We have a strange contradiction here, for the God of righteousness, who judges the hearts of all and established the law, is far more willing to accept us than the unlawless world is. Acceptance in this world is highly conditional and, to be honest, it does not make good business sense for you to start feeling too okay about yourself. Stock prices in medical, pharmaceutical, cosmetic, military and general retail industries, would plummet.if people suddenly started feeling too comfortable with themselves.

As Shrek said, "Now fairy tale creatures, don't get too comfortable". Business is built on presuppositions about human vulnerability, vanity, inadequacy and covetousness. When Adam and Eve fell, their first instinct was to clothe themselves and to this day humans battle to find an adequate covering for their otherwise naked souls.
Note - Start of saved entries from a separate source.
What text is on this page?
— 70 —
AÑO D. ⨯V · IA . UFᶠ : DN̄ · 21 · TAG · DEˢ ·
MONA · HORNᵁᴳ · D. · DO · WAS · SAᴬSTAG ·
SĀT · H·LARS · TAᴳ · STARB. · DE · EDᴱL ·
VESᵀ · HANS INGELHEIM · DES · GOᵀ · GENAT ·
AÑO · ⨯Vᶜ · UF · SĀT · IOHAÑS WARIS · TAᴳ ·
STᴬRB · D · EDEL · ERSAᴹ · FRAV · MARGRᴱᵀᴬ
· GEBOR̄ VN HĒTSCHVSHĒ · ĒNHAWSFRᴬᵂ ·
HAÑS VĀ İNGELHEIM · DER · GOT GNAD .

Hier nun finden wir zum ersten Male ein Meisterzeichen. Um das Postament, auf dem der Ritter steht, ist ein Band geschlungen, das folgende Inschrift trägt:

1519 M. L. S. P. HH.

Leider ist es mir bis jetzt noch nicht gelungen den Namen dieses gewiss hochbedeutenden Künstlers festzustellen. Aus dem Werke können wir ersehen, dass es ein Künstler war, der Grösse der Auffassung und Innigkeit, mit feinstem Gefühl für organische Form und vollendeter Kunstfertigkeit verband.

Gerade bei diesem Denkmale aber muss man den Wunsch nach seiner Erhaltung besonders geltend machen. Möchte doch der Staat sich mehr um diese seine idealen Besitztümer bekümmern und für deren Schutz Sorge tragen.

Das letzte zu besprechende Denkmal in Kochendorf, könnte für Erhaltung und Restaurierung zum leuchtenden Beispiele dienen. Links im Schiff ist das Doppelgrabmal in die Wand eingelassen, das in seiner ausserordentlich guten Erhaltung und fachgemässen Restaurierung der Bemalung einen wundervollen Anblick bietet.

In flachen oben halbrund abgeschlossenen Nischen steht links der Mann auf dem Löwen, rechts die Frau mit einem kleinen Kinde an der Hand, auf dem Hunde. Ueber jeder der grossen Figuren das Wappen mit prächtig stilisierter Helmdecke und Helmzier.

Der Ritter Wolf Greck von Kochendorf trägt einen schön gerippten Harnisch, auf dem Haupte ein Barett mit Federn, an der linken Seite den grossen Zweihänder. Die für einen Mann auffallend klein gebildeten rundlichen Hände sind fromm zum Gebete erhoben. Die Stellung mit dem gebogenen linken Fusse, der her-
Yet Jesus hung nakedly on a cross whilst men cast lots for His outer garments. Religion is still dealing with the outer garments, the symbolism of Christ, yet the naked Saviour's real gesture to humankind lay in His willingness to exchange our nakedness for His own divine garments of approval, acceptance and righteousness. We can be clothed and accepted in Him, for He paid the price for our sin and rose from the dead to give us a new beginning in life, free of our wretched pasts. In reality He has paid for your rags already, so they technically are not yours unless you remain so attached to them that you would choose death over life and sickness over health and nakedness over wholeness.

No wonder Jesus is so unpopular - He is bad for business and the institution. They crucified Him 2000 years ago for the same reason ... His was a very inconvenient truth. Maybe Nobel Laureate Al Gore would concede to this point, that the naked truth of a suspended Saviour offers a more rational solution to a world that is fast burning up on its greed, vanity and materialism. Had we accepted the terms of the cross and the notion of a good life being good enough in itself without our material trappings, we might never have found ourselves plunging into global crises, wars may have been fewer and human misery would have been limited.

Jesus is like a roadsign at the crossroads of the busy freeways of life. His cruel death is a passing fancy to a preoccupied world, a social sideshow. Yet as a roadsign, He still points us back to our lost estate and the hope of peace, joy, wholeness, healing and eternal acceptance: unfortunately, His inconvenient message runs counter to the tide of life. We will ultimately tear ourselves apart, in spite of the obvious inconvenience of self-destruction. Yet those who turn back to Him, will find a peace that this world can never give and freedom from the chains that others call Liberty.